A Walk on the Edge 2019 · Catherine Gallant
I Walk on the Edge while Random Thoughts fleet through my Head
I walk along the boardwalk, the snow beneath my feet crunches with every step and each breath condensates as I exhale, forming a tiny puff of frozen air. The frigid winter air bites at the only skin that remains exposed to the elements, my face. I pull my hood tighter and focus my eyes on the ground in attempt to shield my face from the wind, several thoughts occur in my mind simultaneously, rising to the surface from somewhere deep below.
The first thought that I bring into focus is a question. What in the world am I doing walking the boardwalk on such a frigid and unhospitable day? I quickly resign myself to my fate, this needs to be done, this is where the answers may come to you. I continue to walk and reflect on the questions with which I have been struggling, probing my mind for answers that are hidden in the depths. There are many questions, but lately I grapple with one more than any of the others, just what is an island?
Not being born and raised on an island, I struggle with this concept, a concept that has been raised time and time again in my Island Studies class. As thoughts rapidly fleet in and out of my consciousness, I grasp and focus on a new one. I am walking on the edge, just as Dr. Brinklow has asked our class to do, but to what end, another thought fleets by, quickly I snatch at it, and bring it into focus, what edge, just what edge are you walking on? Again, ideas flash through my mind rapidly, fleeting hither and tither, I struggle to organize my thoughts, my pace slows as I begin to untangle and rearrange these fleeting notions and suddenly, I get the sensation of being very small and insignificant, look out there, across the frozen water, what do you see?
I think, my eyes now focus on the landscape, look beyond the lighthouse, what do you see? I see nothing but frozen water, as far as the eye can see, so what does that mean? Well you are on the edge, but the edge of what? Now the thoughts flow at a slower pace and I connect them and expand on each in rapid succession. I am at the water’s edge, but what water’s edge? The Atlantic Ocean, you are standing in Summerside, gazing out at the Atlantic Ocean. I feel as I have just arrived at some great epiphany and I question further, quickly grasping at answers
PEI is surrounded by the Atlantic, that’s why it is deemed an island, yes, but North American is surrounded by water, the Atlantic lies to the east, the Pacific on the west, the Arctic Ocean lies to the north and the Caribbean is due south. Is our continent nothing more than a massive island?

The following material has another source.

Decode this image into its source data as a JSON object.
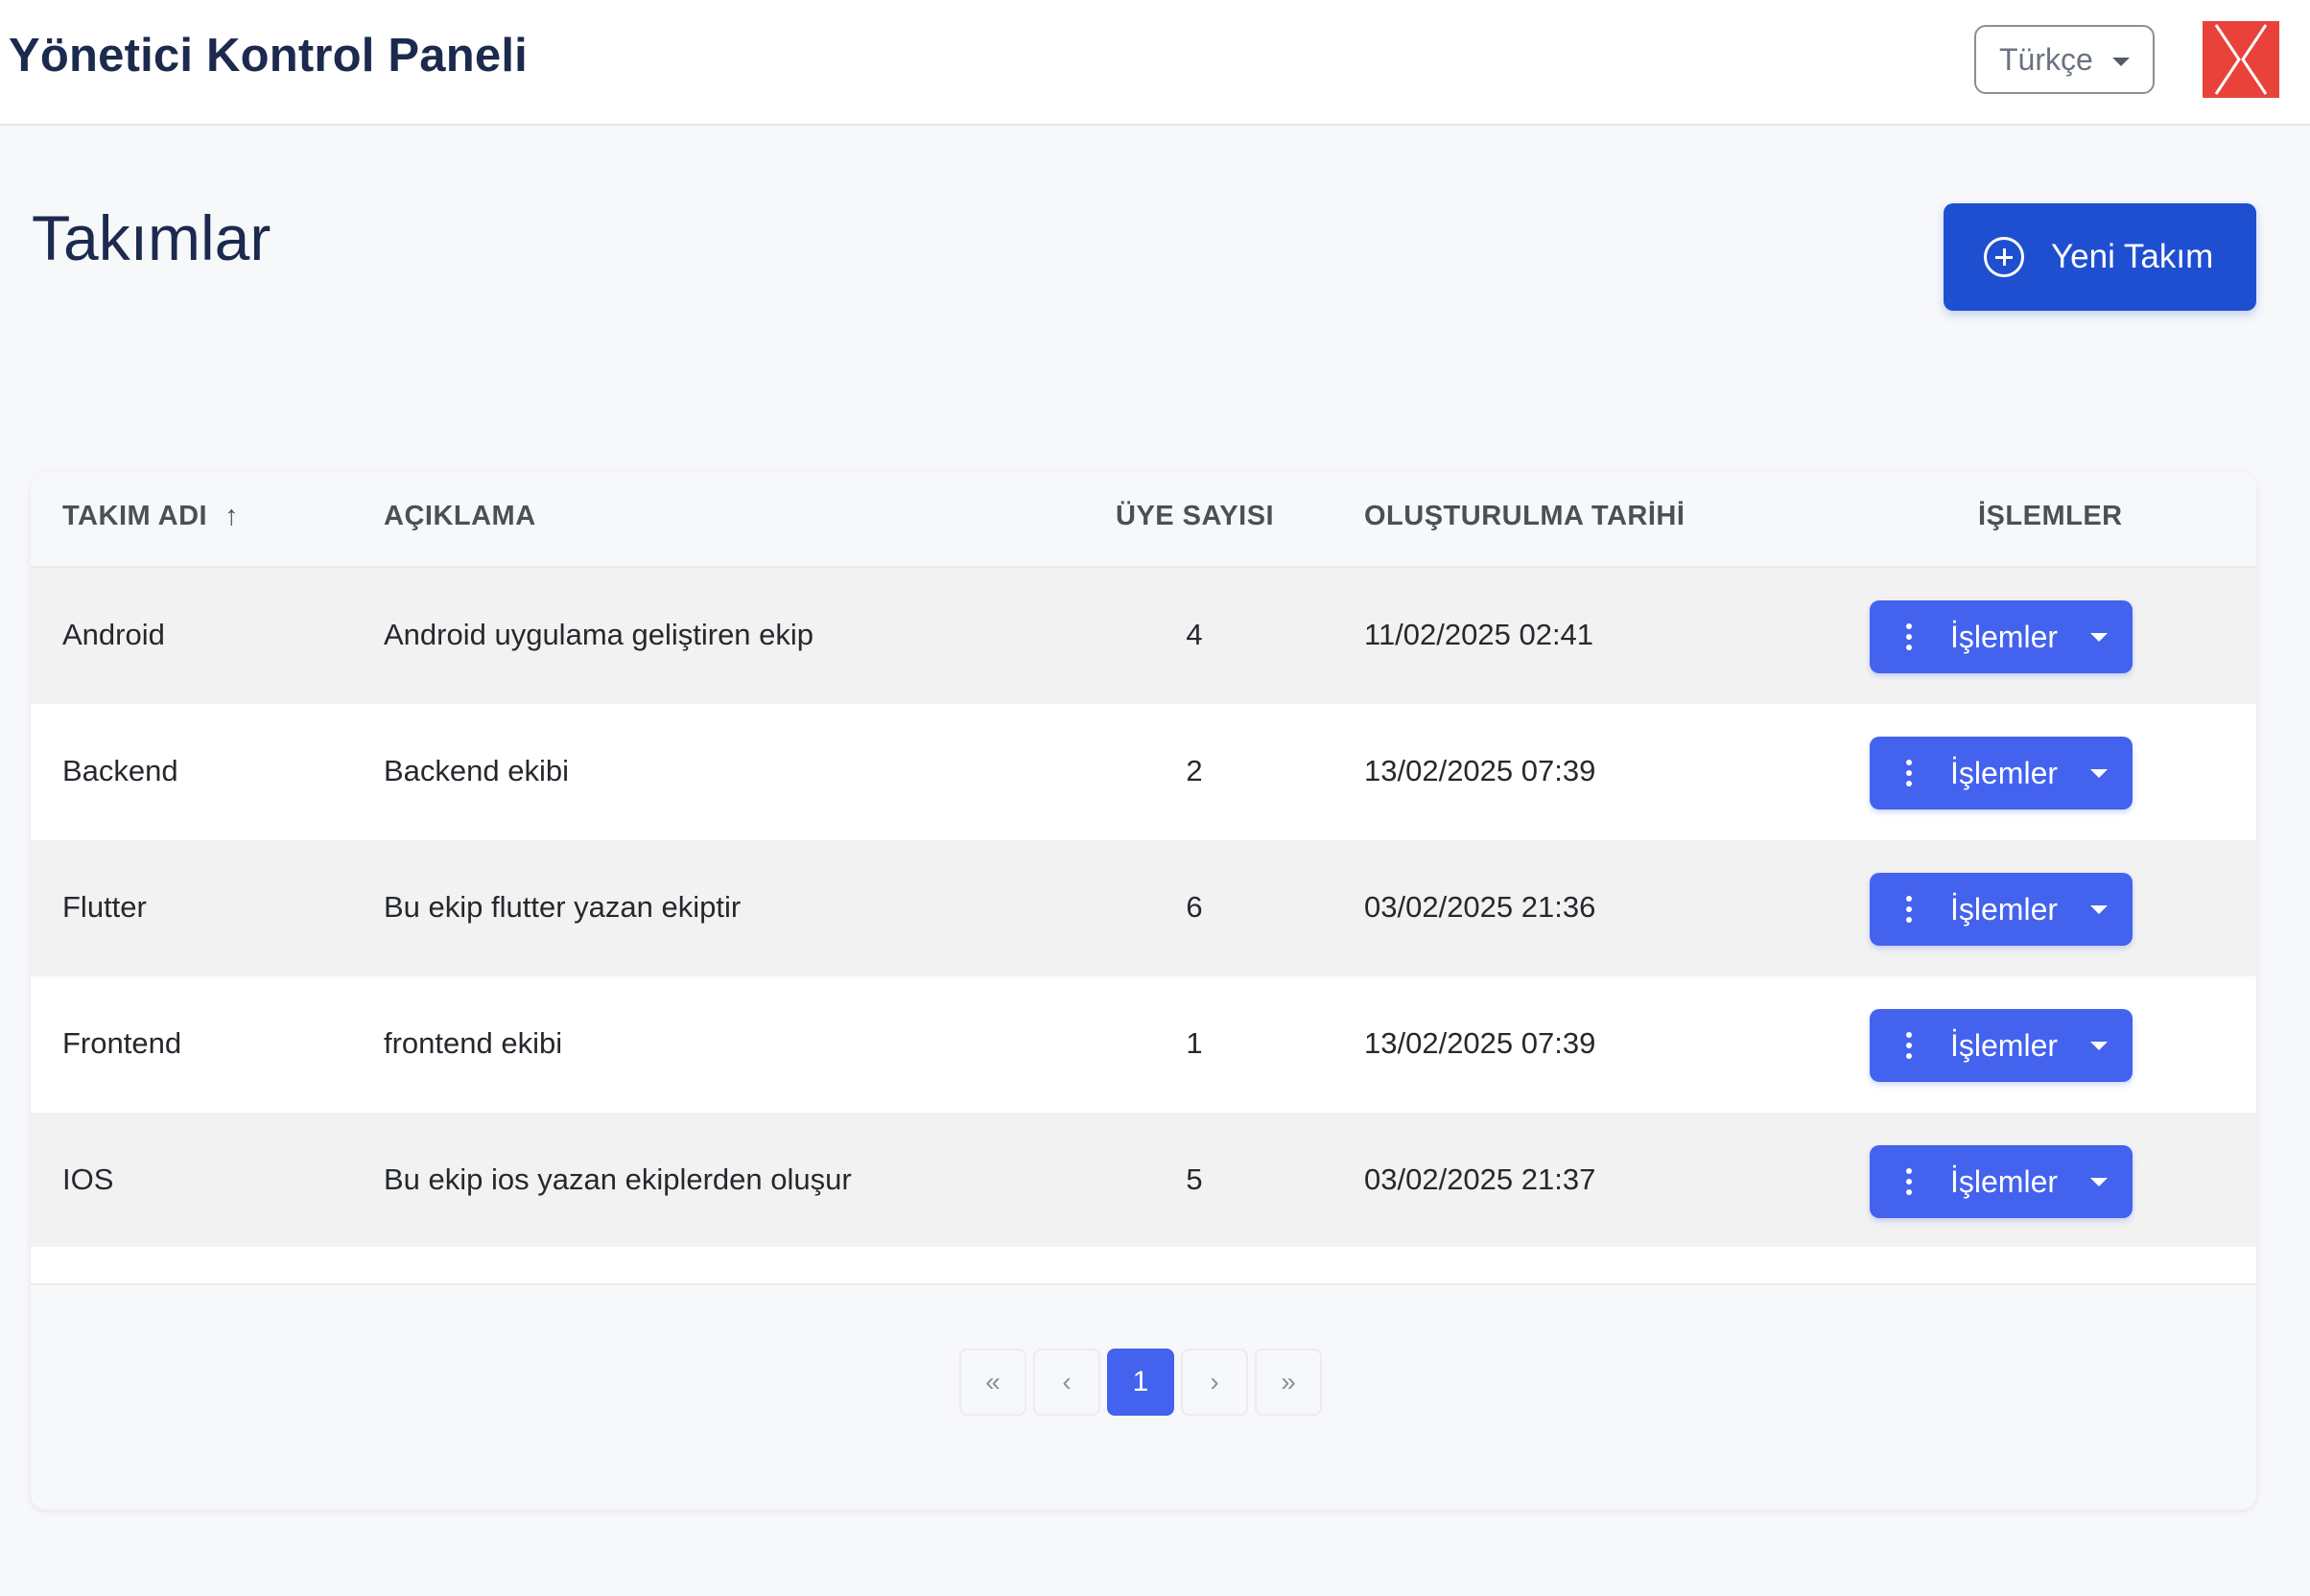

An island at which I am currently standing on the edge, in this small city on this small island.
My mind flicks to a new idea and a new image forms, is the earth made up of nothing but islands, pieces of land surrounded by water, but wait is the earth itself not an island in a sense, floating in space, surrounded by other planets and stars, suspended in space, my thoughts shift again.
I expand this idea, the solar system, is the solar system nothing more than just one of many. Are we nothing more than a mere dot in the grand scheme of things, living on islands upon islands upon islands? What a provocative thought!
I realize that I have stopped moving, I am standing staring blankly at the ocean beyond, not fully conscious of what I am doing, suddenly I realize just how cold I am, unaware of just how long I have been standing here, frozen in thought. I turn around and start heading back to where I parked the car earlier. My mind is like shifting sand, constantly moving, expanding and contracting. This walk had not answered the question I had hoped to come to grips with, but only added to my struggle, just what is an island?